Ein ganz genaues Bild zu den aktuell verlangten Mieten lässt sich also trotz der vielen Daten nicht zeichnen, zumal viele Mieter kein gutes Gefühl für Quadratmeterpreise haben dürften. Eine Beispielrechnung soll deshalb einen Eindruck von dem Aufpreis vermitteln, der bei Neuvermietungen gegenüber den Bestandsmieten typischerweise fällig wird. Verglichen werden die Preise für eine 80-Quadratmeter-Wohnung in den Stadtbezirken – anhand der genannten Immowelt-Daten zu Neuvermietungen und den in der Wohnungsmarktbefragung ermittelten Bestandsmieten.

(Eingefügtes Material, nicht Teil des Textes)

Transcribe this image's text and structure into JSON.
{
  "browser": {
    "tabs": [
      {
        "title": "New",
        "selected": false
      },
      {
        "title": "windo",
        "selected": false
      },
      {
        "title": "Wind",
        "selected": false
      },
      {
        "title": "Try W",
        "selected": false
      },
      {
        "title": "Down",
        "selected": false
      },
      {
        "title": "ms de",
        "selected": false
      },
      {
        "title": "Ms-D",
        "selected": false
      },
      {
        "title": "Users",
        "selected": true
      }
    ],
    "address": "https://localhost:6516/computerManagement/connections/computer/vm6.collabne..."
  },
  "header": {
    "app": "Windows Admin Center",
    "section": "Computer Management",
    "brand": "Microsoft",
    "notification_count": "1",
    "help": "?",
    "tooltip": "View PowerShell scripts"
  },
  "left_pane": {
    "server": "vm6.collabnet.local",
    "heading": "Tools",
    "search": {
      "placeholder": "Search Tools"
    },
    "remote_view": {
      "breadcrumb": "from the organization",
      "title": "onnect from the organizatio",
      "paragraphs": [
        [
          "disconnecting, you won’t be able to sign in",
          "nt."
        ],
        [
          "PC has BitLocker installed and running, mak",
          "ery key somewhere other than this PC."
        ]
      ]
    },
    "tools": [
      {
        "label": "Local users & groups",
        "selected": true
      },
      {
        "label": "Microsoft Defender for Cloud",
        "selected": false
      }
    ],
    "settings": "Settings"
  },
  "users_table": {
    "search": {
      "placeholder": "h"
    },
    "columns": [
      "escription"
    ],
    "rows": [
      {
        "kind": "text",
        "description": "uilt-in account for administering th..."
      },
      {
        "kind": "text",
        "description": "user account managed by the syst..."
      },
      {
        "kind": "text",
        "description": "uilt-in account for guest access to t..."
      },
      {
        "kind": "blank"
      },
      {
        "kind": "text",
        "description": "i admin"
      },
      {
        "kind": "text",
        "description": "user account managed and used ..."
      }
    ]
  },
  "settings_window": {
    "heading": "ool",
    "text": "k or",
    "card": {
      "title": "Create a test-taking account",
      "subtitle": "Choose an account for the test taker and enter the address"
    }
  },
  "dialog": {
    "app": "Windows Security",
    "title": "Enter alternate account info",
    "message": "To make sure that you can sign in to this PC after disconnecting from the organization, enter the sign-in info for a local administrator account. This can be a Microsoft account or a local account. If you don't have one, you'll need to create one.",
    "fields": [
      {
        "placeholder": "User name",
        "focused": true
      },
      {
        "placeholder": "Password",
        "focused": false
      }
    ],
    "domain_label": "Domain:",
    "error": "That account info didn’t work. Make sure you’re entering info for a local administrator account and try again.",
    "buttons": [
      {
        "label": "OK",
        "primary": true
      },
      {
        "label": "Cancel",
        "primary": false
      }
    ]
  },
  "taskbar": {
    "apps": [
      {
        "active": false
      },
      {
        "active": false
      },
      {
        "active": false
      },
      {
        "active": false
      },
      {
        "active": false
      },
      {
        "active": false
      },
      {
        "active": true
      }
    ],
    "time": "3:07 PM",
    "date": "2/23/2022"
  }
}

Am höchsten ist die Differenz zwischen Bestand- und Angebotsmiete demnach in Süd. Mehr als 250 Euro Aufschlag wären demnach für die beispielhafte 80-Quadratmeter-Wohnung zu zahlen. In Münster, Ost und Zuffenhausen betrüge dieser Aufschlag ebenfalls 200 Euro oder mehr.
Das deutet darauf hin, dass in diesen Bezirken derzeit bei Neuvermietungen deutlich mehr verlangt wird als im Bestand. Dort in eine neue Wohnung zu ziehen, wird aktuell also deutlich teurer. Moderat sind die Mietsteigerungen dagegen auf den Fildern, in Nord und Mitte. Wo es schon recht teuer ist, langen Vermieter bei den Erhöhungen also derzeit offenbar weniger stark zu.